Because it is still early in the redevelopment of the St-Olaf Way, one of the most fascinating parts of the walk, for me, was how we met those still trying to put their mark on how the trail will develop. I felt like we were there at the beginnings of something important. We met chapel builders who want to make sure there will be a spiritual component to the walk, officials who seek the ‘new spirituality’, walkers interested primarily in ecology and environment, and others who are developing their businesses in hopes of increasing numbers of high-tech backpackers showing up at their doorsteps.

All of which raises some interesting questions. What gives a particular pilgrimage its unique character? Is there such a thing as a more or less authentic pilgrimage?

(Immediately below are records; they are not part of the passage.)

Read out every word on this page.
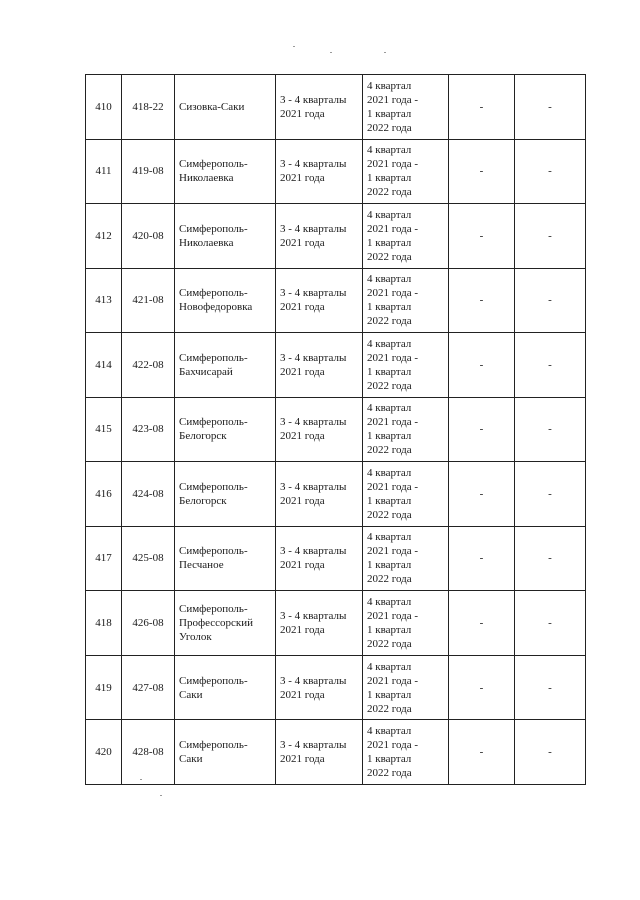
410	418-22	Сизовка-Саки	3 - 4 кварталы
2021 года	4 квартал
2021 года -
1 квартал
2022 года	-	-
411	419-08	Симферополь-
Николаевка	3 - 4 кварталы
2021 года	4 квартал
2021 года -
1 квартал
2022 года	-	-
412	420-08	Симферополь-
Николаевка	3 - 4 кварталы
2021 года	4 квартал
2021 года -
1 квартал
2022 года	-	-
413	421-08	Симферополь-
Новофедоровка	3 - 4 кварталы
2021 года	4 квартал
2021 года -
1 квартал
2022 года	-	-
414	422-08	Симферополь-
Бахчисарай	3 - 4 кварталы
2021 года	4 квартал
2021 года -
1 квартал
2022 года	-	-
415	423-08	Симферополь-
Белогорск	3 - 4 кварталы
2021 года	4 квартал
2021 года -
1 квартал
2022 года	-	-
416	424-08	Симферополь-
Белогорск	3 - 4 кварталы
2021 года	4 квартал
2021 года -
1 квартал
2022 года	-	-
417	425-08	Симферополь-
Песчаное	3 - 4 кварталы
2021 года	4 квартал
2021 года -
1 квартал
2022 года	-	-
418	426-08	Симферополь-
Профессорский
Уголок	3 - 4 кварталы
2021 года	4 квартал
2021 года -
1 квартал
2022 года	-	-
419	427-08	Симферополь-
Саки	3 - 4 кварталы
2021 года	4 квартал
2021 года -
1 квартал
2022 года	-	-
420	428-08	Симферополь-
Саки	3 - 4 кварталы
2021 года	4 квартал
2021 года -
1 квартал
2022 года	-	-
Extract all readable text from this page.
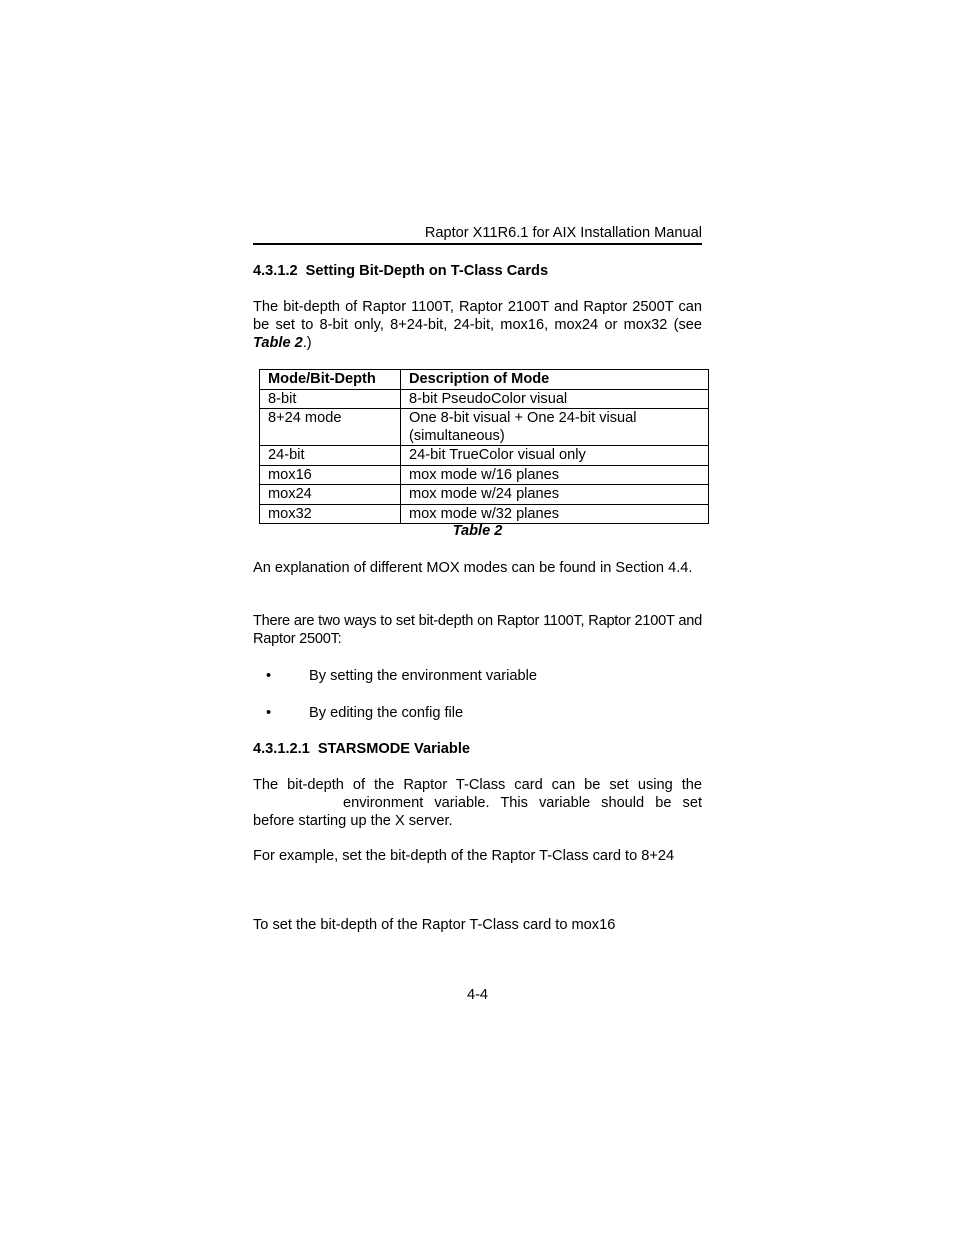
Raptor X11R6.1 for AIX Installation Manual
4.3.1.2 Setting Bit-Depth on T-Class Cards
The bit-depth of Raptor 1100T, Raptor 2100T and Raptor 2500T can be set to 8-bit only, 8+24-bit, 24-bit, mox16, mox24 or mox32 (see Table 2.)
Mode/Bit-Depth	Description of Mode
8-bit	8-bit PseudoColor visual
8+24 mode	One 8-bit visual + One 24-bit visual (simultaneous)
24-bit	24-bit TrueColor visual only
mox16	mox mode w/16 planes
mox24	mox mode w/24 planes
mox32	mox mode w/32 planes
Table 2
An explanation of different MOX modes can be found in Section 4.4.
There are two ways to set bit-depth on Raptor 1100T, Raptor 2100T and Raptor 2500T:
•	By setting the environment variable
•	By editing the config file
4.3.1.2.1 STARSMODE Variable
The bit-depth of the Raptor T-Class card can be set using the
environment variable. This variable should be set
before starting up the X server.
For example, set the bit-depth of the Raptor T-Class card to 8+24
To set the bit-depth of the Raptor T-Class card to mox16
4-4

It seems to me that the inevitable conflict of values in this birthing of a European pilgrimage route is useful, because it helps bring about something that, however it borrows from the past, is new. As my friend Allen Jorgenson noted, the role of land, and of landscape, is more important than some of us have realized. Maybe we should be talking about pilgrimscapes, and how the outer journey influences the shape of the inner one.

Whatever the medieval St-Olaf route once was, there is now a struggle for its modern identity. It is definitely not the Camino. What it will be remains to be seen.